Still, Cranley later added, “Obviously, since the supermajority of council went against my wishes, I have to respect the process. So I’m not going to try to sabotage the streetcar.”

The interview also follows comments on social media. After the former head of the Cincinnati Art Museum criticized the streetcar, Cranley tweeted on Dec. 27, “(N)ow some Orwellian commentators will say art director not ‘progressive.’”

The continued anti-streetcar rhetoric comes despite promises to move on that Cranley made after Councilman Kevin Flynn announced he would provide the final vote needed to veto-proof City Council’s decision to continue the streetcar project.

“As I tell my son when he doesnt get his way, its time to move on,” Cranley said on Dec. 19.

But Cranley’s heated rhetoric is nothing new in his campaign against the streetcar project.

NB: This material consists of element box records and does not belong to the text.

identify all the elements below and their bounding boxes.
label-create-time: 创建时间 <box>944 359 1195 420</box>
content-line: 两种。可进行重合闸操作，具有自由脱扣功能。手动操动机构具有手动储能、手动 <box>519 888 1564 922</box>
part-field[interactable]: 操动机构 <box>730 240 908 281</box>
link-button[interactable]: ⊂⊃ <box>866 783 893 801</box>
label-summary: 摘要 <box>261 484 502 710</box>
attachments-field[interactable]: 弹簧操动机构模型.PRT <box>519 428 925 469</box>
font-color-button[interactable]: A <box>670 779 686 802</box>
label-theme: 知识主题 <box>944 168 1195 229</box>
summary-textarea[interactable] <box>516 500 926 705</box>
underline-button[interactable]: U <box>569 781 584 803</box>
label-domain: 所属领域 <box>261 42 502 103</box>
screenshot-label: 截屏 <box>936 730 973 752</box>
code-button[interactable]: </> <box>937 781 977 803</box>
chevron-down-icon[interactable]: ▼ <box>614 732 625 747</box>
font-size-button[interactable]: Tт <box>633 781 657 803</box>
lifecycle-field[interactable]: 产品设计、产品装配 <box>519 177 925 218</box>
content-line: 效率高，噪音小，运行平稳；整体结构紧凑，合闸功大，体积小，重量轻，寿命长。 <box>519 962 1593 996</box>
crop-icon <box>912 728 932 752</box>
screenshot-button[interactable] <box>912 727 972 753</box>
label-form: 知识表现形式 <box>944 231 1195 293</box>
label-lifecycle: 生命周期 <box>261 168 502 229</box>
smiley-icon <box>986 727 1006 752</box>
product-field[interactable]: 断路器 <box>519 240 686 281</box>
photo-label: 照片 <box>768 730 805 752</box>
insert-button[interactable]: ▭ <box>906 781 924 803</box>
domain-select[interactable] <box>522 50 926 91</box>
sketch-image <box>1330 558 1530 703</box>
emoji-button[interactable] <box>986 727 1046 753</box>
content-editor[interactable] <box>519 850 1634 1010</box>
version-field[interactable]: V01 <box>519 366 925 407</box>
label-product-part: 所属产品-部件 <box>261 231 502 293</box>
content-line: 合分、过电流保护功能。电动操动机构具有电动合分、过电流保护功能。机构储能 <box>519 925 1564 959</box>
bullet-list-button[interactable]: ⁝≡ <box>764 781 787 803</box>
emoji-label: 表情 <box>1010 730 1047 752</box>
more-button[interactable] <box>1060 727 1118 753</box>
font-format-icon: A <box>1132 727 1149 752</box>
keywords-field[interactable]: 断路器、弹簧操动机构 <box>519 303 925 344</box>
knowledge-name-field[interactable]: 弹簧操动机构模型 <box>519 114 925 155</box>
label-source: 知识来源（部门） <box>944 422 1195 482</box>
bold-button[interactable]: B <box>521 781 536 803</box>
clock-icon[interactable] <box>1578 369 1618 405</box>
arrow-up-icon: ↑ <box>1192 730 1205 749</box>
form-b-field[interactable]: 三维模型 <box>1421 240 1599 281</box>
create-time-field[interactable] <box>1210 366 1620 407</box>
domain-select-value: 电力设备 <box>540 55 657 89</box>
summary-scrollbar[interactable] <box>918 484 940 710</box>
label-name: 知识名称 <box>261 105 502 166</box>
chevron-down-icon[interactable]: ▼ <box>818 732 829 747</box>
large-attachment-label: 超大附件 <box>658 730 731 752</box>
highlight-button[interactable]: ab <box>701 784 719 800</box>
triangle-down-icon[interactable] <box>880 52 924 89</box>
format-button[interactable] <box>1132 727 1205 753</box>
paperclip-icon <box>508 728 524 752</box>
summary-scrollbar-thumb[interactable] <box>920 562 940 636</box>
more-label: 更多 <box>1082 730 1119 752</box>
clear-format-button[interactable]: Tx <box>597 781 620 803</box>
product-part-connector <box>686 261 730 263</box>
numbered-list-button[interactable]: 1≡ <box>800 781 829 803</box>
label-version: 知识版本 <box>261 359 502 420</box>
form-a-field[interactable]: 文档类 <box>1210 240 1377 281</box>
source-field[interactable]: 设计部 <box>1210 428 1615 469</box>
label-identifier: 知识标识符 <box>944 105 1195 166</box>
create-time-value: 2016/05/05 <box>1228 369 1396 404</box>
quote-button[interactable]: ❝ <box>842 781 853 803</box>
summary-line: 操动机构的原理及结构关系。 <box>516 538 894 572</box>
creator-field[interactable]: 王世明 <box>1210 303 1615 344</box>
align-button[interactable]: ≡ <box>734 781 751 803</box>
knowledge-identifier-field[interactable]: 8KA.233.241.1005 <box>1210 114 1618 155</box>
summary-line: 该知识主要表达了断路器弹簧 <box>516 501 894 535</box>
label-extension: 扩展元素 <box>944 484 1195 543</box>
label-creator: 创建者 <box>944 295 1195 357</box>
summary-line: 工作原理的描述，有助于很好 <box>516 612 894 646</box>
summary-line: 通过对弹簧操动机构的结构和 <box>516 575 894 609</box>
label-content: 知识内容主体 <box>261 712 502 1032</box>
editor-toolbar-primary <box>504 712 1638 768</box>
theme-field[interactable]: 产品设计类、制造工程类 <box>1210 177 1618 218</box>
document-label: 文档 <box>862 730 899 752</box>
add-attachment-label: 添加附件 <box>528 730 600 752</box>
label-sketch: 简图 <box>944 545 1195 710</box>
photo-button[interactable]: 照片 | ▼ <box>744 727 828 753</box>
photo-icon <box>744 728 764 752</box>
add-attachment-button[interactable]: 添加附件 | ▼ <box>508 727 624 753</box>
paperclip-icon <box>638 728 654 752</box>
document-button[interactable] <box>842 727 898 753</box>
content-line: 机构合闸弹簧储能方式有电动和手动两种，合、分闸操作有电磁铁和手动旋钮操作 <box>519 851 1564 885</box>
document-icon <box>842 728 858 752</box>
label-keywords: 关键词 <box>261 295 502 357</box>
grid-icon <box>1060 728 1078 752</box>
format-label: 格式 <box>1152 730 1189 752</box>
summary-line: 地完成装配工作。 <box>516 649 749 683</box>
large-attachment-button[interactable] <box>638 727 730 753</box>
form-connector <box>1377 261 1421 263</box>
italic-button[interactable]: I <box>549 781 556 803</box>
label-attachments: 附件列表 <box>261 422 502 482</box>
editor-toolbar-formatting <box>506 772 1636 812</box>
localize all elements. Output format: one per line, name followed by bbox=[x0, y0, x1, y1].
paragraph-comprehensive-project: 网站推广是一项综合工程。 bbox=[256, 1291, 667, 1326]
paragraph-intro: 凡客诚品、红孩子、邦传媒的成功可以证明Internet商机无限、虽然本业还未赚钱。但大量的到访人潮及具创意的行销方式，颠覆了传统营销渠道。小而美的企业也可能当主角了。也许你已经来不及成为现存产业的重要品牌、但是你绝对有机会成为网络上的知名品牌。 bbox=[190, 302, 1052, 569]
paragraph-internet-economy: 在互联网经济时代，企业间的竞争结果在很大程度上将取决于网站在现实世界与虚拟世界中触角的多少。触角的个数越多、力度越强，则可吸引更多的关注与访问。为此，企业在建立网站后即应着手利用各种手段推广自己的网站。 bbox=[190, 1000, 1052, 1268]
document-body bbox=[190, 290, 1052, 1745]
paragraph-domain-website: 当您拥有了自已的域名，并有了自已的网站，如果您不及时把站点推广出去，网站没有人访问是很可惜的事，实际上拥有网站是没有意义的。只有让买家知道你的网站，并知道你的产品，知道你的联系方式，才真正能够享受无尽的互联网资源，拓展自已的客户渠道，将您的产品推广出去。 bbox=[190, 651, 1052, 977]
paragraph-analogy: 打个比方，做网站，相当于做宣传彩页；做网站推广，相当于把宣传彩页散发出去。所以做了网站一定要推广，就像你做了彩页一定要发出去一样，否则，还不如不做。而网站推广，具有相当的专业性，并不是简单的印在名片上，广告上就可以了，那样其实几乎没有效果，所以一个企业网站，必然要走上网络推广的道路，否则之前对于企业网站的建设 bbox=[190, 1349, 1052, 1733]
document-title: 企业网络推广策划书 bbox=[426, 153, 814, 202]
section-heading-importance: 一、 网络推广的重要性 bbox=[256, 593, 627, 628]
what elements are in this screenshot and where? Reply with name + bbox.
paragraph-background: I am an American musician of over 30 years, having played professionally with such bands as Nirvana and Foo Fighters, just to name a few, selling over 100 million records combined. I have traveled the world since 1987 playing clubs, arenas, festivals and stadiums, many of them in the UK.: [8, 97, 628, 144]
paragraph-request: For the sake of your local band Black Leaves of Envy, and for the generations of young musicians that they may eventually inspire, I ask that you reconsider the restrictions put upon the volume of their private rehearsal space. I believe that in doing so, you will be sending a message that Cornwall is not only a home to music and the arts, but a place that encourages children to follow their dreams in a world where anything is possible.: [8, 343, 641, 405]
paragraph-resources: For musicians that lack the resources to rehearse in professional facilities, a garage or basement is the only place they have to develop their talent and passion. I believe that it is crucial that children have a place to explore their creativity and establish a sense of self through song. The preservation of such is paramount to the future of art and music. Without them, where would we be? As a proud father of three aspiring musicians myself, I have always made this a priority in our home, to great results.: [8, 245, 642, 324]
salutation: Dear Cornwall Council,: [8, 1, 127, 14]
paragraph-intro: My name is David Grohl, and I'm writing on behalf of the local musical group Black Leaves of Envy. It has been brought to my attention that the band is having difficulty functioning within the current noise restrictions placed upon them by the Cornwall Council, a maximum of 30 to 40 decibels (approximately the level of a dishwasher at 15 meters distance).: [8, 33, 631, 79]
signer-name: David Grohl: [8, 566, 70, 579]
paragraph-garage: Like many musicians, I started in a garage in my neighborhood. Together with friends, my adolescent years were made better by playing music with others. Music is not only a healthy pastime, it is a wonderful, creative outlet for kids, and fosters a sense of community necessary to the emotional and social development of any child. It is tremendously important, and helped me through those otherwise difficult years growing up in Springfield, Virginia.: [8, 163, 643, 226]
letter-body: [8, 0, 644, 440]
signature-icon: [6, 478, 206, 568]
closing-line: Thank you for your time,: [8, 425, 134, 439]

After the Nov. 5 election, Cranley told The Cincinnati Enquirer the streetcar debate “is over.” Cranley’s comments marked a high level of confidence after voters elected a mayor and council supermajority that seemingly opposed the streetcar project, but his statement to The Enquirer proved to be wrong after Council Members Flynn, David Mann and P.G. Sittenfeld decided to continue the project.

Cranley also called city officials “incompetent” after they projected that canceling the streetcar project would cost nearly as much as completing it. Once again, Cranley’s comments proved to be wrong — an independent audit found city officials were largely correct in their assessment — but still showed the level of confident, heated rhetoric that follows the mayor’s campaign against the streetcar project.

At the very least, Cranley’s rhetoric proves that while the policy debate over the streetcar is over for now, the public discussion is not. The question is whether the messaging will work as the project moves forward and the streetcar becomes a reality of Cincinnati.